Best Fishing Dates On the Niagara River

November – April: The Niagara is known as one of the best steelhead rivers in the world! These chrome leapers are one of the most exciting fish to catch on light tackle. Trophy Lake Trout and Brown Trout are also plentiful.

The Niagara Bar

One of the most publicized fishing locations in the northeast in the last several years is the sand bar at the mouth of the Lower Niagara River where it drains into Lake Ontario.

From March thru May, this area is one of the most AMAZING fisheries you have ever seen!!

Lake Trout, Huge Brown Trout, and spring Coho and King Salmon gather to feed on smelt and alewives that gather at on the sandbar before they make their spring spawning runs up the lower river.

Catches of 30 fish or more a day are common.

The Niagara River: Trout and Salmon Mecca

     The Lower Niagara River is home to some of the most numerous and extended trout and salmon migrations anywhere in the world.  The Niagara Fish Assassins fish the Lower River predominantly from November to April in pursuit of giant steelhead, brown trout, and lake trout.  The vessel is a 21-foot Alumacraft Competitor equipped with state-of-the-art fishing gear, safety features and an impressive 150 horsepower Mercury tiller that will keep you on fish, drag free, drifting all day!

     Techniques in the river can vary from yarn-fly and ‘Lil Corkie egg imitators to fresh eggs to minnow imitations drifted close to bottom on light lines with long, limber, steelhead drift rods.   There are days when pulling plugs and back-bouncing flatfish or kwikfish can turn some big steelhead and trout as well.  Trophies abound in this amazing river.

     From the rush of the fast-water drift at the Queenston docks below the ever-watching War of 1812 Brock Monument, to the quiet solitude of sliding down hundreds of yards on prime drifts toward the lake, the Lower Niagara is your key to trophy steelhead and trout.

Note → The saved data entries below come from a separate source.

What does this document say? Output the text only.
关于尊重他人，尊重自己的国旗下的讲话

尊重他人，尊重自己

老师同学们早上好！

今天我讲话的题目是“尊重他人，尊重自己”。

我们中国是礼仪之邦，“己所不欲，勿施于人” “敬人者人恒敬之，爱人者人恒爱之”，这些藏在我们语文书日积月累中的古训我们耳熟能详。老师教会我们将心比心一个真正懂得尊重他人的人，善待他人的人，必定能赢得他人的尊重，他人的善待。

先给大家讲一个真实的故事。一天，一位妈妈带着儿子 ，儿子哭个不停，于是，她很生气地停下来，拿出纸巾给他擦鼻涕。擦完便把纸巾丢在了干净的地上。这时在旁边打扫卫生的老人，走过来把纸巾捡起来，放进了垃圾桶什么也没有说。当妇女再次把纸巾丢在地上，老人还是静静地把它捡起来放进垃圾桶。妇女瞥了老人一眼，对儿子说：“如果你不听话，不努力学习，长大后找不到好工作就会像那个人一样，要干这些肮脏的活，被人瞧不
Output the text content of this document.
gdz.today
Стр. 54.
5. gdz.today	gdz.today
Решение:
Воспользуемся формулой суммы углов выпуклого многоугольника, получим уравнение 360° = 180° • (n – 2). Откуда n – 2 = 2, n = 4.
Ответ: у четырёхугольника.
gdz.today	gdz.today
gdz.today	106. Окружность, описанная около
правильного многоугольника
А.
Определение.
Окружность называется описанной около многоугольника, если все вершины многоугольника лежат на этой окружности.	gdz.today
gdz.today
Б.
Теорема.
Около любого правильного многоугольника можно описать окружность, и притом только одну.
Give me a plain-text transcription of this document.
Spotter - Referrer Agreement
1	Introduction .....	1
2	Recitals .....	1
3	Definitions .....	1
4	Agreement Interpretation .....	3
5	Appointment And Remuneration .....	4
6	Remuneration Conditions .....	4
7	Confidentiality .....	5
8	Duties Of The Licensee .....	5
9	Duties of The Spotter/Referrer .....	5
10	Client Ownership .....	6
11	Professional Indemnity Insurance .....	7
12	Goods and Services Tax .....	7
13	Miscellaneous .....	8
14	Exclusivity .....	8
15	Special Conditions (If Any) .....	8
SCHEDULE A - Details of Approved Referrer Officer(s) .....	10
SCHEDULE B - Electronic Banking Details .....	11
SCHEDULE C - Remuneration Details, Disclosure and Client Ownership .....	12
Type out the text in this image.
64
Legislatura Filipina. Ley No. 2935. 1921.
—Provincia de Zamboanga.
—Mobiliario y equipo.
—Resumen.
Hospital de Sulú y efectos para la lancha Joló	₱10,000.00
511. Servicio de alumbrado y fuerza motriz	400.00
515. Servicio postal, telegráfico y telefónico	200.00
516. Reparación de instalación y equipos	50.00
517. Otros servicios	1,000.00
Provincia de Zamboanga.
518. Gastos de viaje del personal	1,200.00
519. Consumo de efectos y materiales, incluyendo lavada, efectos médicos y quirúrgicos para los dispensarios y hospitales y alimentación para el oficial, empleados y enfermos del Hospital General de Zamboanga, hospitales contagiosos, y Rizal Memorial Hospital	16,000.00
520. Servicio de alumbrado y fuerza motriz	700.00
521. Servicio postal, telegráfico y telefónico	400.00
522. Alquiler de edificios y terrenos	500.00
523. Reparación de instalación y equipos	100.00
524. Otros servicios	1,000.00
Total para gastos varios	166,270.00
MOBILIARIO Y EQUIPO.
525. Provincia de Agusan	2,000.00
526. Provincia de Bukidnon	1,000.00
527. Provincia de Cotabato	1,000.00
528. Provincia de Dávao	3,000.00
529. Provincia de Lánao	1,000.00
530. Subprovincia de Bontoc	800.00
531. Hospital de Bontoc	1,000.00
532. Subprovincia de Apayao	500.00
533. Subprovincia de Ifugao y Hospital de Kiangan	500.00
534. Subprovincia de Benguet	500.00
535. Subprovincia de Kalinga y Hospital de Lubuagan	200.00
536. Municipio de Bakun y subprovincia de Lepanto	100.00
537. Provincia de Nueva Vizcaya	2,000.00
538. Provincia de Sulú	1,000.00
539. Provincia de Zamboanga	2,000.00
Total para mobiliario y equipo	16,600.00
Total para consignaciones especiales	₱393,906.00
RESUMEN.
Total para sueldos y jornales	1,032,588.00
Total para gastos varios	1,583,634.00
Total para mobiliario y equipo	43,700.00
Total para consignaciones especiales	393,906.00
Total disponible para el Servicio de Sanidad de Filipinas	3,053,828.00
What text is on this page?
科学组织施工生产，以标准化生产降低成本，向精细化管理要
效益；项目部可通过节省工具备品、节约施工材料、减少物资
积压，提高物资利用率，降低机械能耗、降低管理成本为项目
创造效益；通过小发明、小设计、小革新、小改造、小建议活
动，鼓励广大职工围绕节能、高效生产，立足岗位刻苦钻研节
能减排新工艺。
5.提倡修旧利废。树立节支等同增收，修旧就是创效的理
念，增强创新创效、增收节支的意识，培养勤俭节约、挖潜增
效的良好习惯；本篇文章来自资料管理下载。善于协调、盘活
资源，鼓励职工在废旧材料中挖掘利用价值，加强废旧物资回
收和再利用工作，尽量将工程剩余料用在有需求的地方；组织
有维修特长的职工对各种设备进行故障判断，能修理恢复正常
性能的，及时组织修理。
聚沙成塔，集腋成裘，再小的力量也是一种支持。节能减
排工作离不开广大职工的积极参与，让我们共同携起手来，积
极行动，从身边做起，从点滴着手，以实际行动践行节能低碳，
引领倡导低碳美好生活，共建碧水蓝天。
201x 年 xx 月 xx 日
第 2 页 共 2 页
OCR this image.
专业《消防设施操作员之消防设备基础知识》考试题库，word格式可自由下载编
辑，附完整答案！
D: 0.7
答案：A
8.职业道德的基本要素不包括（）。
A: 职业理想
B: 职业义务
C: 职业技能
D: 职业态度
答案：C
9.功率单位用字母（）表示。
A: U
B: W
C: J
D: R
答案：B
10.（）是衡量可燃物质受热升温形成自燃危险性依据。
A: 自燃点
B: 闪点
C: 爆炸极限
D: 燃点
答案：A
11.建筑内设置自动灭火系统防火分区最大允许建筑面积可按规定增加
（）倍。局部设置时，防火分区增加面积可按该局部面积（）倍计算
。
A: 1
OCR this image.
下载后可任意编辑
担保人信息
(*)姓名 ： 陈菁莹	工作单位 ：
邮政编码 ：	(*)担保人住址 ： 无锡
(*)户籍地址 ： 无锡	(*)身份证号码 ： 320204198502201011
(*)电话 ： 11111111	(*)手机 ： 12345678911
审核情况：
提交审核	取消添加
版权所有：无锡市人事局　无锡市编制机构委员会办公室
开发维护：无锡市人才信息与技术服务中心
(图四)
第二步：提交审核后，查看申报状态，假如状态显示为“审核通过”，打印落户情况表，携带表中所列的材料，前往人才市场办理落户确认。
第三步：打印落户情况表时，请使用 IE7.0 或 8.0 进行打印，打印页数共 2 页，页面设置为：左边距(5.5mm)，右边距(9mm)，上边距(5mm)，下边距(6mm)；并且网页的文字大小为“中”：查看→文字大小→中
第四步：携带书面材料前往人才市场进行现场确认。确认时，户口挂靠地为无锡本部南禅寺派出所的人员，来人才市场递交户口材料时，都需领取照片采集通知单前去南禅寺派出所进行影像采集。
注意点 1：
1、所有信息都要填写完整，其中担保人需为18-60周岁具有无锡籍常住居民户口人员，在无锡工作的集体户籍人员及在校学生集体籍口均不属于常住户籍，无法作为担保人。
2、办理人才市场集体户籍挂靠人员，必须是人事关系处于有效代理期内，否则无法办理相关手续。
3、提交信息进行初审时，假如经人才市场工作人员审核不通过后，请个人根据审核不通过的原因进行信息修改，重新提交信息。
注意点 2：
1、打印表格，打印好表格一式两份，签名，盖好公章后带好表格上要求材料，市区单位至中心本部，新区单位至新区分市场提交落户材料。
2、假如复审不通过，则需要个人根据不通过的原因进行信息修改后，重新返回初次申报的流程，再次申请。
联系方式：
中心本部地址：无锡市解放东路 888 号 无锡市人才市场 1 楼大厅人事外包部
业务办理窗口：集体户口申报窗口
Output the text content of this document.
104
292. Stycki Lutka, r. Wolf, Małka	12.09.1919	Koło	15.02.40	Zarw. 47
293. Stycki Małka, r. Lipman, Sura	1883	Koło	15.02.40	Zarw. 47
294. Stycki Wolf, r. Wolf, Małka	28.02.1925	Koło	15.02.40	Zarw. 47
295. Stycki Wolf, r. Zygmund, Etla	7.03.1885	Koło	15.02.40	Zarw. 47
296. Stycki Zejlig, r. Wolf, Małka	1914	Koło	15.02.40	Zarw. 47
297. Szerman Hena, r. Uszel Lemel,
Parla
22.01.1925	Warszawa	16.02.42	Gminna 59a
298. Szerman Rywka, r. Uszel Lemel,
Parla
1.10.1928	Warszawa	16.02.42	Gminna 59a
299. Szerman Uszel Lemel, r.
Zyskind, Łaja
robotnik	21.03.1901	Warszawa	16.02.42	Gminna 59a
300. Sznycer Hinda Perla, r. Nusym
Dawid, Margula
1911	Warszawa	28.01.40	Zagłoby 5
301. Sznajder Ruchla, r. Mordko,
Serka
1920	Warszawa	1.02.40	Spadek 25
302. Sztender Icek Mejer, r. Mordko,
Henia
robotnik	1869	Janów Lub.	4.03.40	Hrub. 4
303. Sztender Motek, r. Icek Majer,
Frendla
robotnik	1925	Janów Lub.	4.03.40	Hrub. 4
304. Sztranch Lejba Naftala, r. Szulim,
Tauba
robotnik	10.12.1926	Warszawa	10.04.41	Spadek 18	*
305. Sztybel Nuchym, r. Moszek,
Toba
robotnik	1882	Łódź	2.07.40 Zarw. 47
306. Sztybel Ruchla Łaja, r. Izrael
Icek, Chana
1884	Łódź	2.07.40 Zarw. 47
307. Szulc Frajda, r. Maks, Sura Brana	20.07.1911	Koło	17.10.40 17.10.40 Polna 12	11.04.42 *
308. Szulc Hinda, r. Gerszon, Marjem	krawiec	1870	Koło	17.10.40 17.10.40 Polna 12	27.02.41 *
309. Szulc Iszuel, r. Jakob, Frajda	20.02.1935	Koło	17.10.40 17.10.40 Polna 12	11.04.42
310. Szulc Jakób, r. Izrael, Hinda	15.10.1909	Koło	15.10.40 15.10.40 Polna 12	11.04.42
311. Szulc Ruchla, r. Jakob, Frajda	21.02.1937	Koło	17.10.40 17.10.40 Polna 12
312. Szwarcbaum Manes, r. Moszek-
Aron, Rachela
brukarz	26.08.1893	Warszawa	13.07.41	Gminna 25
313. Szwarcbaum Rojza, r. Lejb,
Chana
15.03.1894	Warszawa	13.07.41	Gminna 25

Fall and Winter Staging Salmonids on the Niagara Bar

     Perhaps the most surprising element of the Niagara River fishery, aside from the huge numbers of trophy fish, is the amazing diversity of habitat available to fish and the fishermen that pursue them year-round. As a young angler, I had the great fortune to fish with some wise and experienced fishermen. In our travels together we stumbled upon a feature of the Lower Niagara River that I has no comparison anywhere I have fished. The river itself comes to an end at Niagara-on-the-Lake not far from Fort George and directly off shore of Fort Niagara (USA).  As the river comes to a delta… as most rivers do, something inexplicable happens as the current surges and boils, the bottom drops on the sonar to over 120 feet, perhaps deeper as accurate soundings with that much turbulence can be tough to find.  Over a span of approximately 400 yards that bottom returns to 23 feet where it stays in the rest of the outflow hundreds of more yards offshore.  The fish that are congregated over that span of water (approx. 1000 yards out from the mouth by 2000 yards wide) is indescribable… from December to March this area of river and lake is home to thousands of lake trout, brown trout, chinook, and coho salmon.  Anglers jigging 1–3-ounce jigs with soft plastic shad/smelt imitations or jigging spoons like crippled herring can find trout to 30 pounds and salmon to 20 pounds.  These are juvenile salmon typically 2-4 years old and not thinking yet of spawning… just eating. The trout are mature browns and lakers just living large on smelt and alewife and spot-tail shiners washed up the slope of the delta from deep water.  This is without a doubt a fishery that is unique to Niagara and accessible during times of the year that are typically not thought of as salmon and trout times of the year.  Just another plus to this great area we know as Niagara.